Are Bayesian networks typically faithful?
Philip Boeken, Patrick Forré, Joris M. Mooij
TL;DR
This work investigates whether faithfulness is a typical property for Bayesian networks. It proves that faithful distributions are dense and open in the total variation topology for any Markov distribution relative to a fixed DAG $G$, with unfaithful distributions forming a nowhere dense set; it further shows that, under mild regularity, faithful parameters are dense with Lebesgue measure zero for conditional exponential-family parametrisations, extending known results beyond linear-Gaussian and discrete models. The results also extend to networks with latent variables via latent projections to ADMGs. Collectively, the findings provide a topological notion of typicality for faithfulness, offering robustness guarantees for causal discovery across broad model classes, while noting limitations due to the chosen notion of typicality and the potential separation between topological and statistical notions of faithfulness.
Abstract
Faithfulness is a ubiquitous assumption in causal inference, often motivated by the fact that the faithful parameters of linear Gaussian and discrete Bayesian networks are typical, and the folklore belief that this should also hold for other classes of Bayesian networks. We address this open question by showing that among all Bayesian networks over a given DAG, the faithful Bayesian networks are indeed `typical': they constitute a dense, open set with respect to the total variation metric. However, this does not imply that faithfulness is typical in restricted classes of Bayesian networks, as are often considered in statistical applications.

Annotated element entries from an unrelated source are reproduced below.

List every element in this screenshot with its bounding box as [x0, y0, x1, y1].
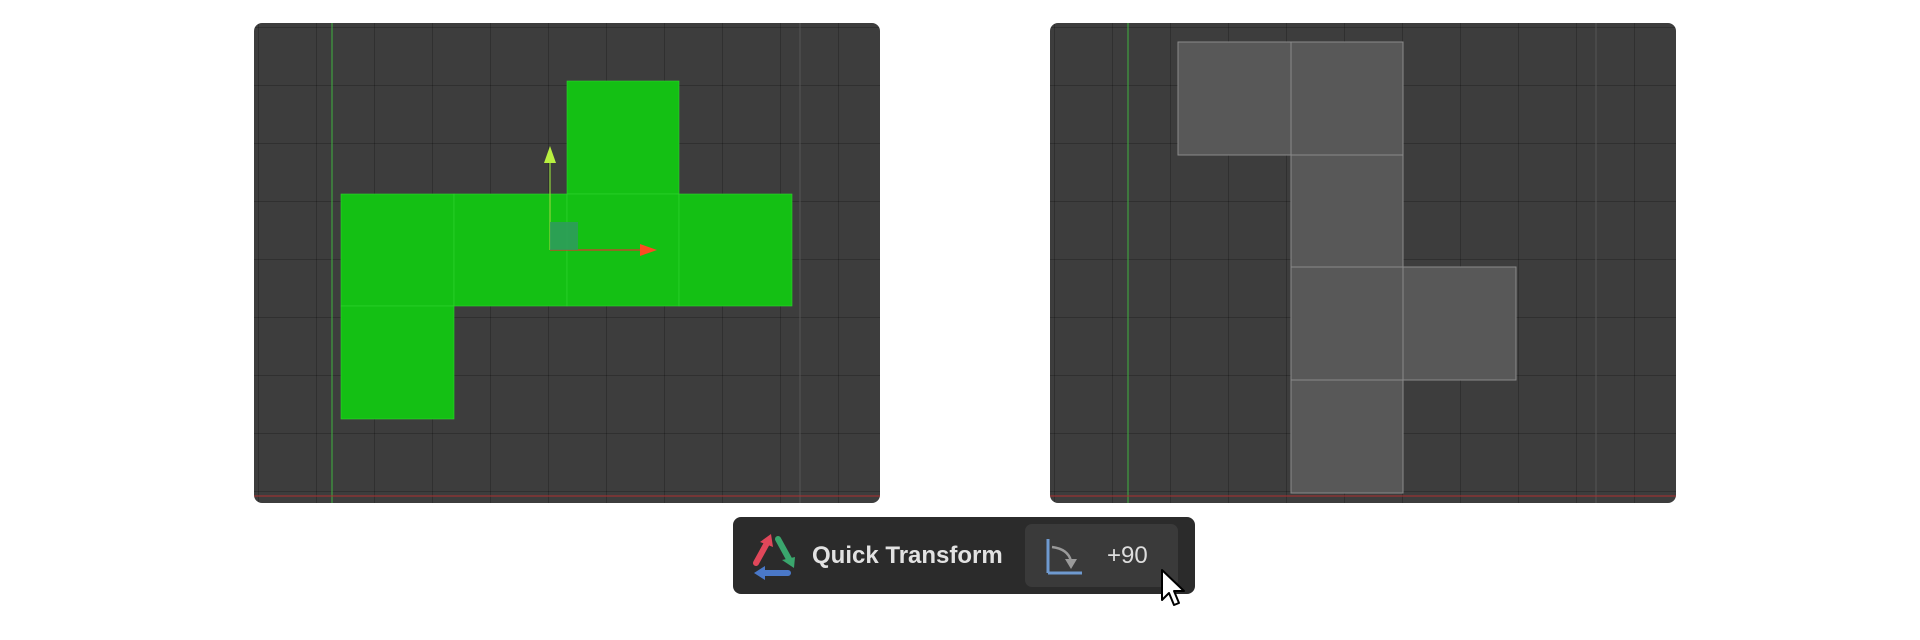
rotate-clockwise-icon: [1046, 539, 1082, 575]
rotate-value: +90: [1107, 542, 1148, 569]
ghost-cell: [1177, 41, 1292, 156]
triangle-arrows-icon: [753, 534, 795, 580]
rotated-piece-preview: [1177, 41, 1517, 494]
ghost-cell: [1290, 154, 1404, 268]
rotate-plus-90-button[interactable]: +90: [1025, 524, 1178, 587]
ghost-cell: [1402, 266, 1517, 381]
viewport-after-canvas: [1050, 23, 1676, 503]
viewport-before-canvas: [254, 23, 880, 503]
stage: Quick Transform +90: [0, 0, 1920, 640]
piece-cell[interactable]: [566, 80, 680, 195]
ghost-cell: [1290, 41, 1404, 156]
viewport-before[interactable]: [254, 23, 880, 503]
quick-transform-toolbar: Quick Transform +90: [733, 517, 1195, 594]
piece-cell[interactable]: [340, 305, 455, 420]
ghost-cell: [1290, 379, 1404, 494]
piece-cell[interactable]: [340, 193, 455, 307]
viewport-after[interactable]: [1050, 23, 1676, 503]
ghost-cell: [1290, 266, 1404, 381]
gizmo-plane-handle[interactable]: [550, 222, 578, 250]
mouse-cursor-icon: [1161, 569, 1185, 606]
gizmo-y-arrow-icon[interactable]: [544, 146, 556, 163]
toolbar-title: Quick Transform: [812, 542, 1003, 569]
piece-cell[interactable]: [678, 193, 793, 307]
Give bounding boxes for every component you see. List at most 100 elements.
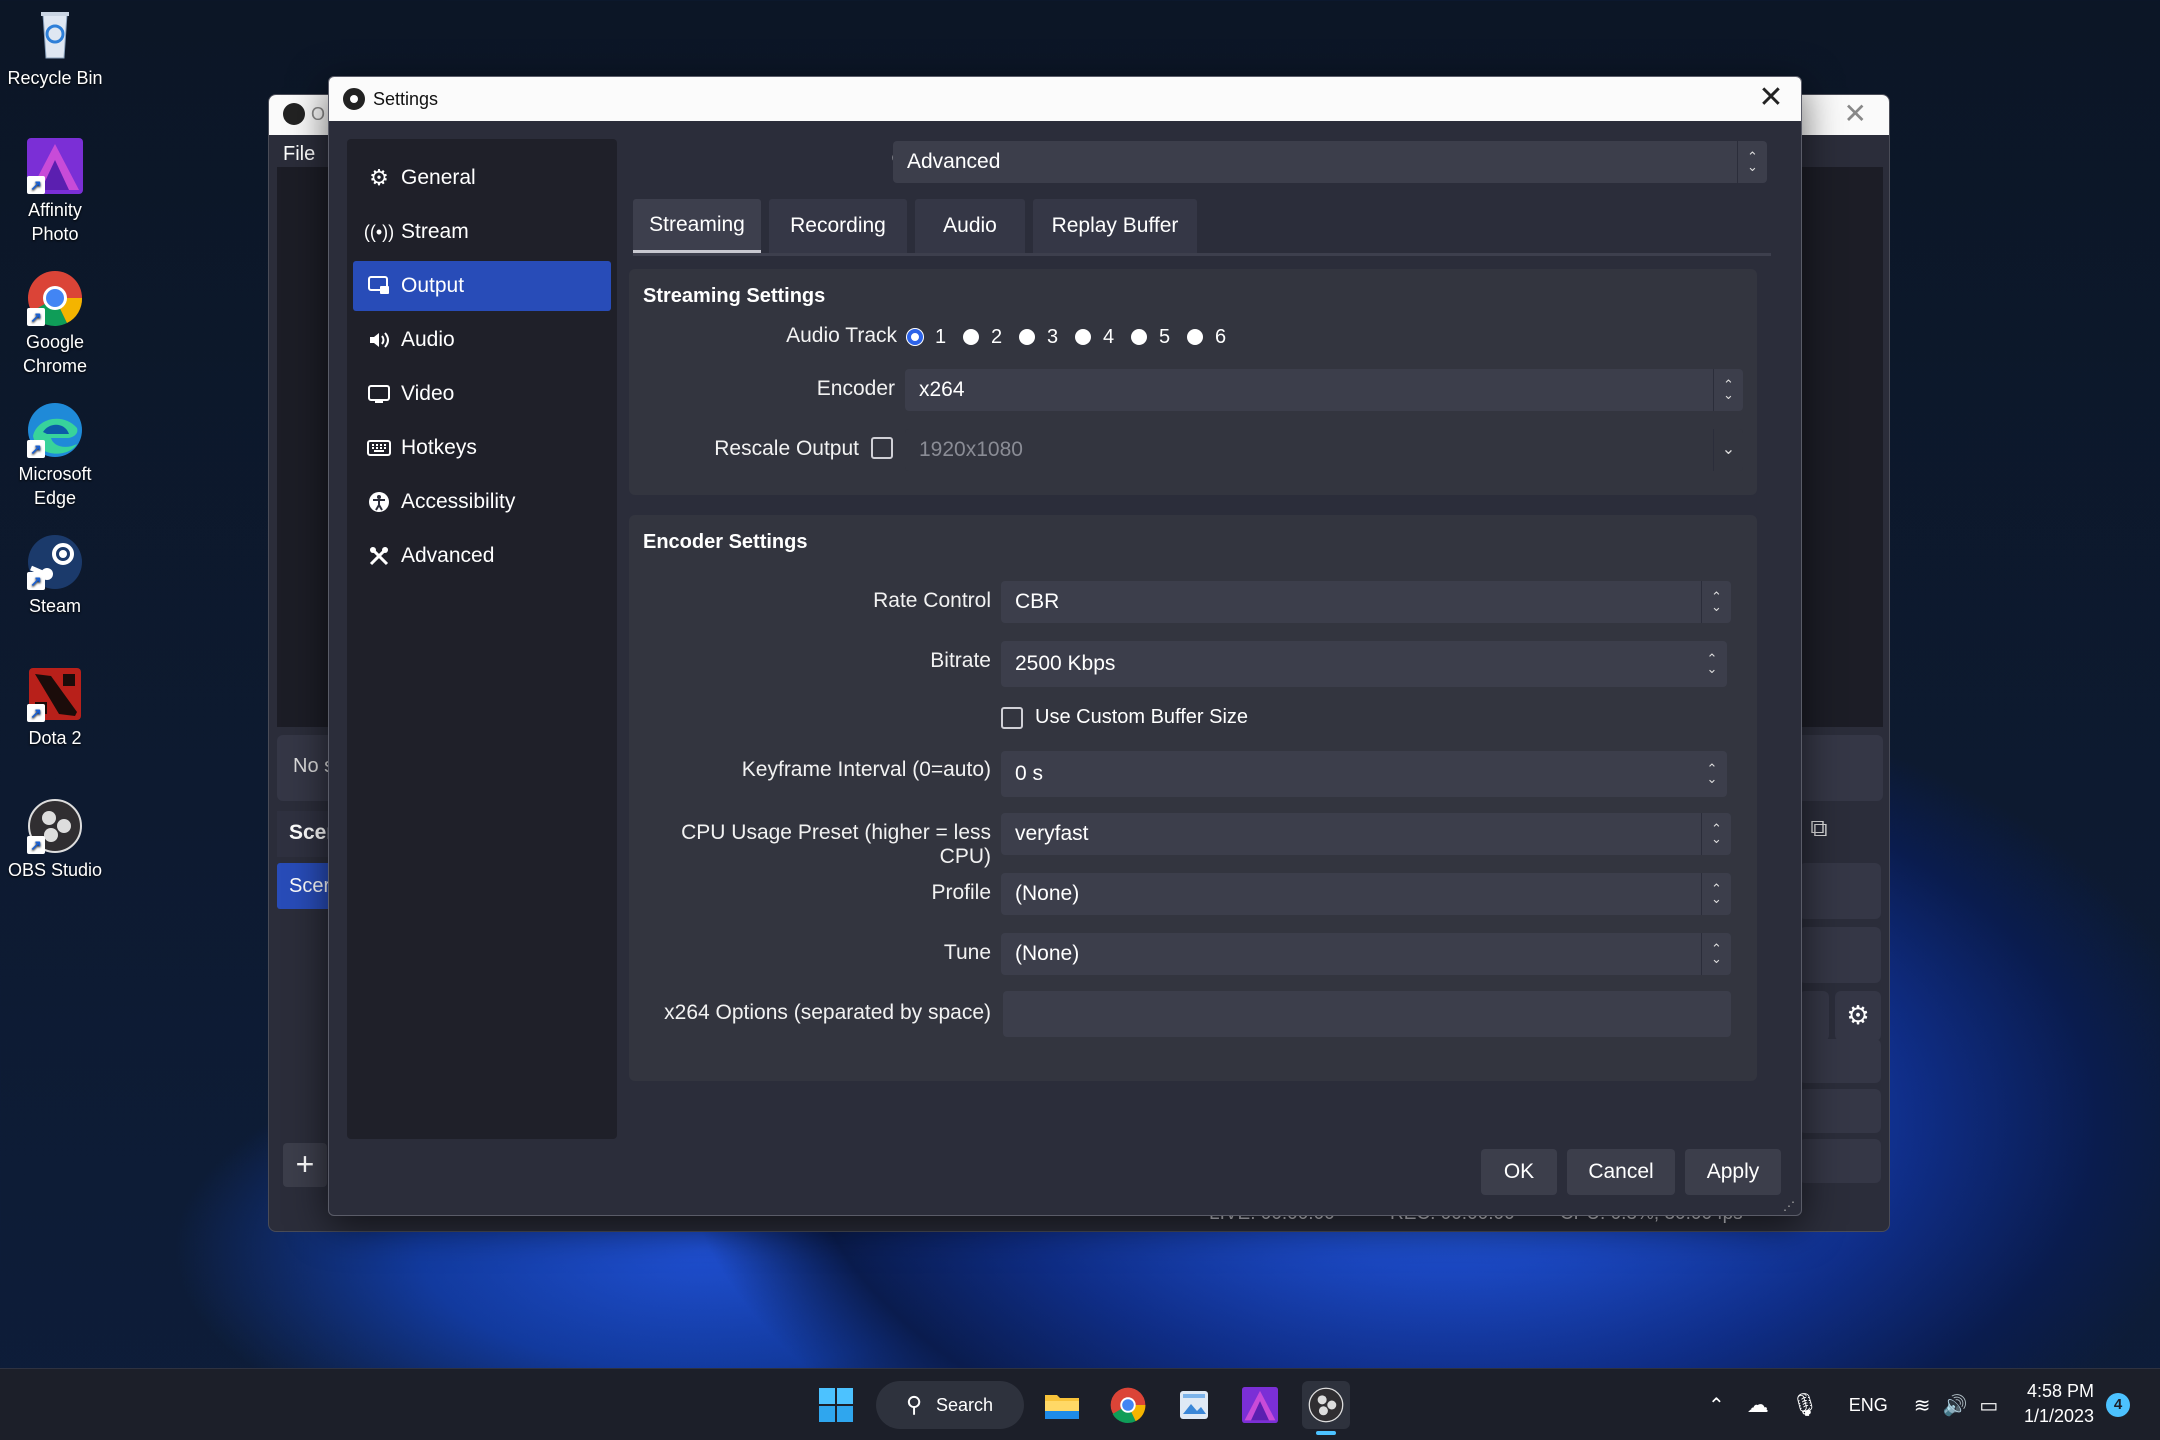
chevron-updown-icon: ⌃ ⌄	[1713, 369, 1743, 411]
radio-track-5[interactable]	[1131, 329, 1147, 345]
windows-logo-icon	[819, 1388, 853, 1422]
profile-select[interactable]: (None) ⌃ ⌄	[1001, 873, 1731, 915]
add-scene-button[interactable]: +	[283, 1143, 327, 1187]
control-button-4[interactable]	[1799, 1039, 1881, 1083]
encoder-select[interactable]: x264 ⌃ ⌄	[905, 369, 1743, 411]
x264-options-input[interactable]	[1003, 991, 1731, 1037]
control-button-3[interactable]	[1799, 991, 1829, 1041]
sidebar-item-audio[interactable]: Audio	[353, 315, 611, 365]
sidebar-item-advanced[interactable]: Advanced	[353, 531, 611, 581]
notification-badge[interactable]: 4	[2106, 1393, 2130, 1417]
sidebar-item-stream[interactable]: ((•)) Stream	[353, 207, 611, 257]
tab-recording[interactable]: Recording	[769, 199, 907, 253]
desktop-icon-obs[interactable]: ↗ OBS Studio	[6, 798, 104, 882]
edge-icon: ↗	[27, 402, 83, 458]
image-viewer-icon[interactable]	[1170, 1381, 1218, 1429]
keyframe-interval-spinbox[interactable]: 0 s ⌃ ⌄	[1001, 751, 1727, 797]
desktop-icon-label: Affinity Photo	[28, 200, 82, 244]
sidebar-item-label: Stream	[401, 220, 469, 243]
obs-logo-icon	[283, 103, 305, 125]
sidebar-item-label: Advanced	[401, 544, 495, 567]
dock-undock-icon[interactable]: ⧉	[1799, 815, 1839, 845]
radio-track-4[interactable]	[1075, 329, 1091, 345]
affinity-photo-icon[interactable]	[1236, 1381, 1284, 1429]
radio-track-6[interactable]	[1187, 329, 1203, 345]
tab-audio[interactable]: Audio	[915, 199, 1025, 253]
apply-button[interactable]: Apply	[1685, 1149, 1781, 1195]
desktop-icon-edge[interactable]: ↗ Microsoft Edge	[6, 402, 104, 510]
keyboard-icon	[367, 436, 391, 460]
language-indicator[interactable]: ENG	[1849, 1395, 1888, 1416]
sidebar-item-output[interactable]: Output	[353, 261, 611, 311]
menu-file[interactable]: File	[283, 143, 315, 166]
streaming-settings-title: Streaming Settings	[643, 285, 826, 307]
battery-icon[interactable]: ▭	[1979, 1393, 1998, 1418]
bitrate-spinbox[interactable]: 2500 Kbps ⌃ ⌄	[1001, 641, 1727, 687]
speaker-icon	[367, 328, 391, 352]
file-explorer-icon[interactable]	[1038, 1381, 1086, 1429]
radio-track-2[interactable]	[963, 329, 979, 345]
clock[interactable]: 4:58 PM 1/1/2023	[2024, 1379, 2094, 1429]
main-close-icon[interactable]: ✕	[1844, 97, 1867, 130]
desktop-icon-label: Recycle Bin	[7, 68, 103, 88]
settings-gear-icon[interactable]: ⚙	[1835, 991, 1881, 1041]
settings-dialog: Settings ✕ ⚙ General ((•)) Stream Output A…	[328, 76, 1802, 1216]
desktop-icon-chrome[interactable]: ↗ Google Chrome	[6, 270, 104, 378]
streaming-settings-group: Streaming Settings Audio Track 1 2 3 4 5…	[629, 269, 1757, 495]
rescale-output-select[interactable]: 1920x1080 ⌄	[905, 429, 1743, 471]
radio-label: 2	[991, 326, 1003, 348]
start-button[interactable]	[812, 1381, 860, 1429]
desktop-icon-steam[interactable]: ↗ Steam	[6, 534, 104, 618]
sidebar-item-hotkeys[interactable]: Hotkeys	[353, 423, 611, 473]
clock-date: 1/1/2023	[2024, 1406, 2095, 1426]
tab-replay-buffer[interactable]: Replay Buffer	[1033, 199, 1197, 253]
chevron-up-icon[interactable]: ⌃	[1708, 1393, 1725, 1418]
obs-taskbar-icon[interactable]	[1302, 1381, 1350, 1435]
chevron-updown-icon: ⌃ ⌄	[1701, 873, 1731, 915]
output-mode-select[interactable]: Advanced ⌃ ⌄	[893, 141, 1767, 183]
radio-track-1[interactable]	[907, 329, 923, 345]
control-button-1[interactable]	[1799, 863, 1881, 919]
cloud-icon[interactable]: ☁	[1747, 1392, 1769, 1418]
gear-icon: ⚙	[369, 165, 389, 190]
tune-value: (None)	[1015, 942, 1080, 965]
tune-select[interactable]: (None) ⌃ ⌄	[1001, 933, 1731, 975]
sidebar-item-video[interactable]: Video	[353, 369, 611, 419]
close-icon[interactable]: ✕	[1751, 81, 1791, 117]
rate-control-select[interactable]: CBR ⌃ ⌄	[1001, 581, 1731, 623]
radio-label: 6	[1215, 326, 1227, 348]
microphone-icon[interactable]: 🎙	[1791, 1392, 1819, 1418]
settings-titlebar: Settings ✕	[329, 77, 1801, 121]
control-button-5[interactable]	[1799, 1089, 1881, 1133]
radio-label: 4	[1103, 326, 1115, 348]
control-button-6[interactable]	[1799, 1139, 1881, 1183]
cancel-button[interactable]: Cancel	[1567, 1149, 1675, 1195]
chrome-icon[interactable]	[1104, 1381, 1152, 1429]
active-indicator	[1316, 1431, 1336, 1435]
cpu-preset-select[interactable]: veryfast ⌃ ⌄	[1001, 813, 1731, 855]
desktop-icon-recycle-bin[interactable]: Recycle Bin	[6, 6, 104, 90]
resize-grip-icon[interactable]: ⋰	[1783, 1199, 1795, 1213]
sidebar-item-label: Video	[401, 382, 455, 405]
wifi-icon[interactable]: ≋	[1914, 1393, 1931, 1418]
desktop-icon-dota2[interactable]: ↗ Dota 2	[6, 666, 104, 750]
control-button-2[interactable]	[1799, 927, 1881, 983]
taskbar-search[interactable]: ⚲ Search	[876, 1381, 1024, 1429]
rescale-output-checkbox[interactable]	[871, 437, 893, 459]
ok-button[interactable]: OK	[1481, 1149, 1557, 1195]
sidebar-item-accessibility[interactable]: Accessibility	[353, 477, 611, 527]
desktop-icon-affinity-photo[interactable]: ↗ Affinity Photo	[6, 138, 104, 246]
profile-label: Profile	[931, 881, 991, 904]
tray-icons: ⌃ ☁ 🎙 ENG ≋ 🔊 ▭	[1708, 1369, 1998, 1440]
volume-icon[interactable]: 🔊	[1942, 1393, 1967, 1418]
sidebar-item-label: Audio	[401, 328, 455, 351]
settings-sidebar: ⚙ General ((•)) Stream Output Audio Video …	[347, 139, 617, 1139]
radio-track-3[interactable]	[1019, 329, 1035, 345]
tab-streaming[interactable]: Streaming	[633, 199, 761, 253]
custom-buffer-checkbox[interactable]	[1001, 707, 1023, 729]
rescale-value: 1920x1080	[919, 438, 1023, 461]
encoder-label: Encoder	[816, 377, 895, 400]
sidebar-item-general[interactable]: ⚙ General	[353, 153, 611, 203]
audio-track-label: Audio Track	[786, 324, 897, 347]
affinity-photo-icon: ↗	[27, 138, 83, 194]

To this end we consider the class of Bayesian networks parametrised by conditional exponential families, for which we show that under mild regularity conditions, the faithful parameters constitute a dense, open set and the unfaithful parameters have Lebesgue measure zero, extending the existing results for linear Gaussian and discrete Bayesian networks. Finally, we show that the aforementioned results also hold for Bayesian networks with latent variables.